Licht und Tod – zwei Begriffe, mit denen Adonis gerne spielt. Der wohl bedeutendste arabische Dichter der Gegenwart, der regelmäßig für den Literaturnobelpreis im Gespräch ist, greift in seinen Gedichten immer wieder auf die poetischen Bilder von Helligkeit und Dunkelheit zurück, um die eigene Hoffnung in Kontrast zu den Verhältnissen in der arabischen Welt zu stellen: „Ich lebe mit dem Licht“, heißt es da in einem Gedicht, während die „Zukunft der Freiheit“ ein Land beschreibt, in dem „keine Finsternis“ herrscht.

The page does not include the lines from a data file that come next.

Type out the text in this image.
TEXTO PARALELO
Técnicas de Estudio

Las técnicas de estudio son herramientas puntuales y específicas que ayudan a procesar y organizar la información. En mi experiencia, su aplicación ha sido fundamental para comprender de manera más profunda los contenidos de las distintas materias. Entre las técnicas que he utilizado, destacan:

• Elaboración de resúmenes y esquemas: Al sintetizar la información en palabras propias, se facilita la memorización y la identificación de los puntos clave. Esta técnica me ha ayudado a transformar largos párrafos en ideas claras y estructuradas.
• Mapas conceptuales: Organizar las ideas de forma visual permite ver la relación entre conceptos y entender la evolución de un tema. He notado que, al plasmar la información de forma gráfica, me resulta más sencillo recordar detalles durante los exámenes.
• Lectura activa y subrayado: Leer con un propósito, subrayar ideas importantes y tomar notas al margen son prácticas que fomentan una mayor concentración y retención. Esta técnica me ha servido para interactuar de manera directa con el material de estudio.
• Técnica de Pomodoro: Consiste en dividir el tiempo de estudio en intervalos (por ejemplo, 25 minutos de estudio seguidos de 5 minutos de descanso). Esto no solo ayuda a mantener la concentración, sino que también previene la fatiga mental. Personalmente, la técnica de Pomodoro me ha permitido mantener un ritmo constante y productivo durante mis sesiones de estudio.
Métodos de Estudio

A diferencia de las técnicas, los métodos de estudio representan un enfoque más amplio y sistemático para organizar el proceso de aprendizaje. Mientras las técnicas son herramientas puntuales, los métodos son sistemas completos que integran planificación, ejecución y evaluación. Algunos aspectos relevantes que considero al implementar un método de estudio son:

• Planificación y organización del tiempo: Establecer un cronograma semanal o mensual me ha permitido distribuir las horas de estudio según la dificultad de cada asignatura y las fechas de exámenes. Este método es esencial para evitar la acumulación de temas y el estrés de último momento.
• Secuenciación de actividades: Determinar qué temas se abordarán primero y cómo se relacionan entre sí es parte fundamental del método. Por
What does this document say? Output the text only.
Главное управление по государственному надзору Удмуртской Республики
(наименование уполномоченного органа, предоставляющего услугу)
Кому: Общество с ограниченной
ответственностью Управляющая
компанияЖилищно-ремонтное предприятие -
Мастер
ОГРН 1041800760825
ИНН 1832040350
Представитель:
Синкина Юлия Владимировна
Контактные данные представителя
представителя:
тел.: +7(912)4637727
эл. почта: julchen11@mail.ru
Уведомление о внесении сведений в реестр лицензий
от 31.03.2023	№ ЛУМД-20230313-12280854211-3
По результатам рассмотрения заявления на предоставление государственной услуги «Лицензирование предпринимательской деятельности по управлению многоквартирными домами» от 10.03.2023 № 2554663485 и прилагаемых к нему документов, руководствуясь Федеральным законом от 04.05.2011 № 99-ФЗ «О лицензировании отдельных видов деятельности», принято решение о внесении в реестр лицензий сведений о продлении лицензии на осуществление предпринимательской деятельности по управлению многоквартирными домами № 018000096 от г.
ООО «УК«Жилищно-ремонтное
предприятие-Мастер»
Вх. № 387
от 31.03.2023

Klassische Motive, doch derart elegant verpackt und intensiv formuliert, wie es kaum ein zweiter vermag. Einige dieser lyrischen Perlen waren am vergangenen Mittwoch im Rahmen des
deutsch-arabischen Lyriksalons im Kammermusiksaals des Beethovenhauses zu hören – in Übersetzungen vorgetragen vom deutsch-syrischen Dichter Fouad El-Auwad und der Bonner Autorin Gabriele Frings
und im Original von Adonis selbst, der erst in diesem Jahr mit dem Petrarca-Preis für sein umtriebiges Schaffen geehrt wurde und in Bonn für seine eindringlich-fließende, von vielen Gesten
begleitete Deklamation gefeiert wurde. Der ebenfalls eingeladene Oud-Virtuose Raed Khoshaba konnte allerdings nicht für die geplante musikalische Untermalung sorgen – er steckte im Stau auf der
gesperrten A4 fest.
Der 83-jährige Ali Ahmad Said, der seit fast sieben Dekaden als Adonis schreibt und publiziert, ist eine Legende. Wenn auch eine umstrittene. Einer, der sich in seinen Wortbeiträgen gegen
Diktatoren wie Assad stellt und sich doch immer wieder anhören muss, dass er sich nicht positionieren würde, weil er etwa den syrischen Rebellen seine Unterstützung verweigert. Doch Adonis geht
es um eine grundlegendere Revolution, wie er nach der Lesung im Gespräch mit dem deutsch-irakischen, die Aussagen des Literaten übersetzenden Journalisten Hasan Hussain und dem engagierten
Publikum erklärt. Nicht eine, die einen despotischen Machtblock durch einen anderen ersetzt, sondern eine, die Religion und Staat klar trennt und die Frauen von den Gesetzen der Sharia befreit.
„Mit meinen Gedichten spreche ich jene an, dies das vorbereiten“, sagt der Lyriker – der dabei sowohl Gegner in der arabischen Welt als auch in Westeuropa ausmacht, dessen Einmischung Adonis
strikt ablehnt.
Mehr als eine Stunde lang diskutieren Adonis und das Publikum unter der Moderation von Christoph Leisten. Ausufernde Fragen treffen auf häufig noch ausladendere Antworten, die Rolle der
Intellektuellen wird ebenso thematisiert wie die Stellung der Frau und die aktuellen Proteste in der Türkei. Der Gesprächsbedarf ist offenbar groß. Jetzt müssen die liberalen Ideen nur noch an
den richtigen Stellen ihre Wirkung entfalten.